Giovedì, 14 Dicembre 2017
CHAMPIONS LEAGUE

Allegri avverta la Juve: "Con l'Olympiacos più importante che a Napoli"

ATENE. Vincere con l’Olympiacos per «non aspettare il Barcellona», giocando con «attenzione, pazienza e con grande rispetto senza pensare a cosa succederà al Camp Nou». L'allenatore della Juve, Massimiliano Allegri, è deciso a non attendersi regali dai blaugrana, ma focalizza l’attenzione sul "primo vero obiettivo della stagione», cioè il passaggio agli ottavi di Champions: una partita senza «rivincita, domani o vinciamo o rischiamo di essere a casa». Per non ripetere la trasferta di Siviglia di due anni fa, «quando abbiamo perso il primo posto nel girone per una mentalità troppo allegrotta. Domani serve una partita di grande responsabilità».

Ecco perchè i dubbi su Buffon e Pjanic, entrambi sotto monitoraggio costante per affaticamenti muscolari, turbano la vigilia del tecnico insieme alla gastroenterite virale che ha messo ko Chiellini.
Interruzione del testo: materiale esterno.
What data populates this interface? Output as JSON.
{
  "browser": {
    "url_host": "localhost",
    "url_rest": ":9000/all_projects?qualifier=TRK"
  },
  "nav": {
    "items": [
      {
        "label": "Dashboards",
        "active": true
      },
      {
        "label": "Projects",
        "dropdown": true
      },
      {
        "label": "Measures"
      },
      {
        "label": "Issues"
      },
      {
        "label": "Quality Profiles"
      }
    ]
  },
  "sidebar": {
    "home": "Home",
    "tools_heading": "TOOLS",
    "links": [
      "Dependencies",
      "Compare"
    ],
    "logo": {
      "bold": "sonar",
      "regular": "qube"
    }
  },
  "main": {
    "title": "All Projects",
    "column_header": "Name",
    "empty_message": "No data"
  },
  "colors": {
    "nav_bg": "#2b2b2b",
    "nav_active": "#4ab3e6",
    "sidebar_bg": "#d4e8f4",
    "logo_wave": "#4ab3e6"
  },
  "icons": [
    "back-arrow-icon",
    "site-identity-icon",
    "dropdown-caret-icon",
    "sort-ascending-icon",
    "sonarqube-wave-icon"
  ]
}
A smorzare la tensione la consapevolezza che al centro dell’attacco ci sarà un Higuain «che sta bene fisicamente e mentalmente», ed un Mandzukic «domani a disposizione». Oltre alla qualità della rosa della Juventus, soluzione a tutti i problemi: «Se non dovesse giocare Buffon, giocherà Szczesny, quindi siamo coperti, mentre se Pjanic non dovesse farcela sono pronti Marchisio, Bentancur e Khedira». Per sostituire Chiellini ballottaggio tra De Sciglio e Rugani, con evidenti risvolti sul modulo adottato.
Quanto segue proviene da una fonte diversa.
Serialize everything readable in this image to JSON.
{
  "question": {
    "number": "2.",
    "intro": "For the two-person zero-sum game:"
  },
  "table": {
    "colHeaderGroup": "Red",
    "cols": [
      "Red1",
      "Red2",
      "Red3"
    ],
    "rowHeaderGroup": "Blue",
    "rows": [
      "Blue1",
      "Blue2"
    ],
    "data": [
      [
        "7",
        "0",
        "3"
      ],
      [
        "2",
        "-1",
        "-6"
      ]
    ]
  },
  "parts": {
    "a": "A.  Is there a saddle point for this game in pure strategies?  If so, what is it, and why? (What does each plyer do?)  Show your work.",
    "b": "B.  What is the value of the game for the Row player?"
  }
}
Una Juve rinvigorita dalla solida vittoria nello scontro diretto con il Napoli ma non per questo stanca: «Abbiamo avuto tutto il tempo di recuperare e di farlo anche per la partita con l'Inter, ci sono dei giocatori che hanno giocato meno. Napoli è stata una bella serata, per la prima volta eravamo quasi una vittima sacrificale, però deve essere la normalità. Per questo dobbiamo pensare all’Olympiacos e da giovedì all’Inter». Sarà l'occasione della svolta per Dybala, in crescita e atteso alla prova del nove per il definitivo rilancio: «Domani è un altro test importante, non si deve accontentare ma deve pretendere molto di più da se stesso, perchè ha qualità straordinarie e deve tornare a fare prestazioni del livello che gli compete. Domani deve essere decisivo in questa partita».

Per chiudere la pratica Champions e calarsi a testa bassa nella corsa che porta a marzo, momento decisivo per lo scudetto: "Teoricamente, con i recuperi, ci sono cinque squadre in quattro punti, quindi il campionato non si potrà assolutamente decidere prima di marzo. La cosa bella del calcio è giocare grandi sfide, tra Napoli, domani, l’Inter, poi verrà la Roma. Le grandi sfide sono quelle che ti danno adrenalina, emozione e sono belle da giocare». «Stiamo bene, le vittorie come quella di Napoli fanno bene - spiega invece Andrea Barzagli -, siamo sereni e concentrati sulla partita di domani. La forza della Juventus in questi anni è stata il gruppo quindi certe notizie che girano sono infondate» ha concluso il difensore con chiaro riferimento alle voci su presunte liti tra compagni di squadra.